Ember juga melampirkan dataset terbuka pertama di dunia mengenai pembangkit listrik yang mencakup berbagai data terkait sektor kelistrikan global pada tahun 2024. Ini memberikan akses yang lebih luas bagi para pemangku kepentingan dan pengambil kebijakan untuk membuat keputusan yang lebih baik terkait pengembangan energi terbarukan dan implementasi teknologi ramah lingkungan.
Tantangan yang Dihadapi di ASEAN
Meski ada pencapaian positif di negara-negara seperti Laos dan Vietnam, wilayah ASEAN secara keseluruhan masih menghadapi tantangan besar dalam adopsi energi bersih. Salah satu tantangan utama adalah kurangnya investasi dalam infrastruktur energi terbarukan, yang memperlambat laju transisi energi di kawasan tersebut. Pemerintah di negara-negara ASEAN perlu meningkatkan kebijakan dan insentif yang dapat mendorong pengembangan energi terbarukan, terutama pembangkit listrik tenaga surya dan angin.
Selain itu, meskipun beberapa negara ASEAN sudah mulai beralih ke energi bersih, ketergantungan pada bahan bakar fosil, seperti batu bara, masih sangat besar. Negara-negara seperti Indonesia dan Filipina, yang memiliki cadangan batubara yang melimpah, masih menghadapi kesulitan dalam beralih dari pembangkit listrik berbasis fosil ke energi terbarukan. Transformasi ini membutuhkan waktu dan perencanaan yang matang, termasuk dalam hal pembiayaan dan pengembangan teknologi.
Pencapaian global yang menunjukkan bahwa 40 persen dari listrik dunia kini berasal dari energi bersih adalah langkah besar dalam transisi energi global.
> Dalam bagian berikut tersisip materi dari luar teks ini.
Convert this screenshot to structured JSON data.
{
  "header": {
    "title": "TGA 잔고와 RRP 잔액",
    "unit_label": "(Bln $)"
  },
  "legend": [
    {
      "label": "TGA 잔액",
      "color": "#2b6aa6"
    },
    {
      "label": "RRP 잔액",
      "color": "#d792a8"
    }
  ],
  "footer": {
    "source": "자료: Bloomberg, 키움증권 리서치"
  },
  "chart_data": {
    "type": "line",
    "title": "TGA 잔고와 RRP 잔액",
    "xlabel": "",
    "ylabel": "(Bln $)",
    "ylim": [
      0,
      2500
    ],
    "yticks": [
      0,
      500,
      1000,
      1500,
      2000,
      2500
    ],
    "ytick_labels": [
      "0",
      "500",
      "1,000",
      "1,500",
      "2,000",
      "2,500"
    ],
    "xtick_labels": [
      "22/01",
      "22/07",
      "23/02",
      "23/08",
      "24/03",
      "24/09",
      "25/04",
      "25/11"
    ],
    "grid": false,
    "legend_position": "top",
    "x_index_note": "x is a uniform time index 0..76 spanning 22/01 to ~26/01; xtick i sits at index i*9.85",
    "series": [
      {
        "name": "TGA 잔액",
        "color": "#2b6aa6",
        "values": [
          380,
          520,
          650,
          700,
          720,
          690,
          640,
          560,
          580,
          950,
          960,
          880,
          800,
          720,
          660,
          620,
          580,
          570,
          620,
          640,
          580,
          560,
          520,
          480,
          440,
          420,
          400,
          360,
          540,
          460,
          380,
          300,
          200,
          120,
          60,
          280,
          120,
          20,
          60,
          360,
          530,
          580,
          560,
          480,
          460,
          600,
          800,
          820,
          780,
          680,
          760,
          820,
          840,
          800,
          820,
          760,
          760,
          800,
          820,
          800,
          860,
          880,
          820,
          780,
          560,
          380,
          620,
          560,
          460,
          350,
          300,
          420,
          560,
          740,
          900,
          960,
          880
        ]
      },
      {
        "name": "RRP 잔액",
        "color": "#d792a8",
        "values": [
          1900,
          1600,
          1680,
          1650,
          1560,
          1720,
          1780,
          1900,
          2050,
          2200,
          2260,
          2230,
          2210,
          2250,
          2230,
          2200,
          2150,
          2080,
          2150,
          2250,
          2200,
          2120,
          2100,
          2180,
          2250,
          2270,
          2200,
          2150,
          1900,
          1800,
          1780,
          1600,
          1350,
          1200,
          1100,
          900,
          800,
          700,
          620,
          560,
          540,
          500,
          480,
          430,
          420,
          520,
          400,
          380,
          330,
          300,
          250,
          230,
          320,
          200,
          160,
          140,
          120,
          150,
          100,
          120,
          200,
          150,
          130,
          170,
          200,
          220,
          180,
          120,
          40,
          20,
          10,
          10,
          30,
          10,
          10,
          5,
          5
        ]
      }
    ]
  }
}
Namun, meskipun tren ini menunjukkan kemajuan, beberapa kawasan, terutama ASEAN, masih tertinggal. Negara-negara di kawasan ini perlu mempercepat upaya mereka dalam mengembangkan dan mengadopsi energi bersih agar dapat bersaing dengan rata-rata global.
Dengan meningkatnya permintaan energi yang didorong oleh perkembangan teknologi dan perubahan iklim yang ekstrem, dunia perlu berinvestasi lebih banyak lagi dalam teknologi energi terbarukan, terutama tenaga surya. Sebagai sumber energi yang paling cepat berkembang, tenaga surya memainkan peran kunci dalam transisi energi global yang lebih ramah lingkungan dan berkelanjutan.
Phil MacDonald menutup komentarnya dengan optimisme, "Pembangkit listrik tenaga surya menjadi mesin transisi energi global, dan dengan penyimpanan baterai, energi surya akan menjadi sumber energi yang tak terhentikan."
Sumber energi bersih, khususnya tenaga surya, kini menjadi harapan utama untuk memenuhi permintaan energi global yang terus meningkat, sementara di saat yang sama mengurangi ketergantungan pada bahan bakar fosil. Tantangan dan peluang transisi energi di ASEAN dan dunia tetap besar, namun langkah-langkah positif yang telah diambil membuka jalan menuju masa depan yang lebih hijau dan berkelanjutan.